The intention is to realise the prince’s Vision 2030 plan to reduce the kingdom’s reliance on a single industry — one company, in fact — and to diversify the economy. At one point, the IPO was expected to raise up to $100bn, rather than the $25bn that a domestic listing on the Tadawul exchange is likely to produce. Selling only 1.5 per cent of the company’s equity is a domestic dabble, not a global revolution.

The crown prince and Mr al-Rumayyan could both be forgiven for believing that everyone would obey them. The prince is a monarch and Mr al-Rumayyan has billions to invest, which is the nearest financial equivalent to royalty. He and Masayoshi Son, founder of SoftBank, have adopted the wave-of-money view of investing: if you lead the way with billions, others are bound to get swept along.

It did not work for Saudi Aramco. “They were fixated on one price and that’s what happens in a monarchy if the top guy wants something. But I respect them for holding the line,” says one banker. “It’s disappointing,” says another. “There is an element of them saying, ‘I’m taking my toys home’.”

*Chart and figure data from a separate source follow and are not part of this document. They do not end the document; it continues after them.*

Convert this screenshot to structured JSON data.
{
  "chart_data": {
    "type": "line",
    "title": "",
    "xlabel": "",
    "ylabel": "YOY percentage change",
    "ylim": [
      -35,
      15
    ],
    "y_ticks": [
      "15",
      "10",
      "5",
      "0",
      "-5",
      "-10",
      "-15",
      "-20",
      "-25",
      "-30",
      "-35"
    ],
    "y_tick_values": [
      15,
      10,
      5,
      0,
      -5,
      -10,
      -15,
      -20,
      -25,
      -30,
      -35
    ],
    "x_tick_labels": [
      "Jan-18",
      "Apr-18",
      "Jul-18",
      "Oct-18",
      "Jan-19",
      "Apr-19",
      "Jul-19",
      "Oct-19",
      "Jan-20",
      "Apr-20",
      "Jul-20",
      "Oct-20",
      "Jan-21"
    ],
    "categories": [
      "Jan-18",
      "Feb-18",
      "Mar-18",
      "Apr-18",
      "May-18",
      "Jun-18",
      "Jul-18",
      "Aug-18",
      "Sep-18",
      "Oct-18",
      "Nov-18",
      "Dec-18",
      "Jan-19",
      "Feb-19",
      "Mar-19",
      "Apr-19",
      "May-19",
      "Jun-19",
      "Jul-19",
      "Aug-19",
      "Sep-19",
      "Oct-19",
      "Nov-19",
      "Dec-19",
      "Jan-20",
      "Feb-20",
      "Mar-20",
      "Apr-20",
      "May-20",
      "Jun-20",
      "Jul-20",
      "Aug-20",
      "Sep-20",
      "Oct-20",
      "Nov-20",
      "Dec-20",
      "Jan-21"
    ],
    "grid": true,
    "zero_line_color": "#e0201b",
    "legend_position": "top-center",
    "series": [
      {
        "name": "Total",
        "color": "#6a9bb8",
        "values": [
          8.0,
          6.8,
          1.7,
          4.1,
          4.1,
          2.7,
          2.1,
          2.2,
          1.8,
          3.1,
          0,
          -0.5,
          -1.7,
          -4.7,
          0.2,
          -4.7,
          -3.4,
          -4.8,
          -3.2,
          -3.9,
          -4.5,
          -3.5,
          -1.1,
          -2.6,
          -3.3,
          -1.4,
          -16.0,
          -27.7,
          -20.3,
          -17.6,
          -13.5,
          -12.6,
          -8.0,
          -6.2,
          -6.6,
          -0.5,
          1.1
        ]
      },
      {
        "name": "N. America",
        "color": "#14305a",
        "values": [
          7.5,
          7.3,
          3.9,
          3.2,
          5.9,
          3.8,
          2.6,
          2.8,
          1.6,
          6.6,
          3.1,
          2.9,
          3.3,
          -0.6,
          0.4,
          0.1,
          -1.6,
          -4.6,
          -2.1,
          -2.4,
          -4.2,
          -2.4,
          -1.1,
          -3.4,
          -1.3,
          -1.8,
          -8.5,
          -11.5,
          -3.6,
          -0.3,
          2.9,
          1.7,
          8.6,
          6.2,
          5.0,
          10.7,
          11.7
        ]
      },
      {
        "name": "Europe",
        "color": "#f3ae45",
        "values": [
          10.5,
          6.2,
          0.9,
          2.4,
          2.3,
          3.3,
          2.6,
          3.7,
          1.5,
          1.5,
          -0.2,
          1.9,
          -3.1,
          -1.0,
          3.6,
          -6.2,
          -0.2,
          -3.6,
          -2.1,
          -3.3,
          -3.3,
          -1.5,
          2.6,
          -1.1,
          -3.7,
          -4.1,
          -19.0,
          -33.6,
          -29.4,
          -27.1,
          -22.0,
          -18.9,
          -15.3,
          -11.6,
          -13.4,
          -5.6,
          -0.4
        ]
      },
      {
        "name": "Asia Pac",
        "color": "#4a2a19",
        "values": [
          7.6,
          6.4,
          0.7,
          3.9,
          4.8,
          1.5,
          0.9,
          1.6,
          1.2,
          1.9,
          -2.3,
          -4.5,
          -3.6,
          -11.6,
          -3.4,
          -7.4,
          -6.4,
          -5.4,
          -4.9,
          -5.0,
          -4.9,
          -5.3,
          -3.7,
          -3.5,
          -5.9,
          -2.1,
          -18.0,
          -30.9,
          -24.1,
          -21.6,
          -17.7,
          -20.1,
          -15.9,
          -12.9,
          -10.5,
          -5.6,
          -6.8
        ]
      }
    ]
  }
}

Despite the cancelling of investor roadshows in the US, Europe and Asia for the flotation, an international IPO may eventually happen. That is the hope of banks that poured resources into lobbying for lucrative roles, and lent $11bn to the PIF to fill the hole left by the retreat. If the company floats successfully in Saudi Arabia, an international listing might follow.

This requires the Tadawul exchange to operate transparently and to establish a price for Saudi Aramco that is trusted by global investors. One banker compares the domestic listing, in which citizens are being allocated one-third of the shares, with the British Gas privatisation in 1986 and its “Tell Sid” marketing campaign to retail investors.

But price discovery is not like oil discovery: it cannot be engineered by governments. Members of the kingdom’s ruling families were detained in the Ritz-Carlton in Riyadh in 2017 in an alleged corruption inquiry and some were later told it was their duty to buy shares in the IPO. Saudi Arabia’s Sids are incentivised to take the prince’s word for what Saudi Aramco is worth.

The original promise of the Saudi Aramco IPO was that it would not only unleash the world’s most valuable company but would make the kingdom more liberal and transparent. “He is opening Saudi Arabia to the world,” promised the posters displayed on the prince’s international diplomatic visits. Not really, it turns out.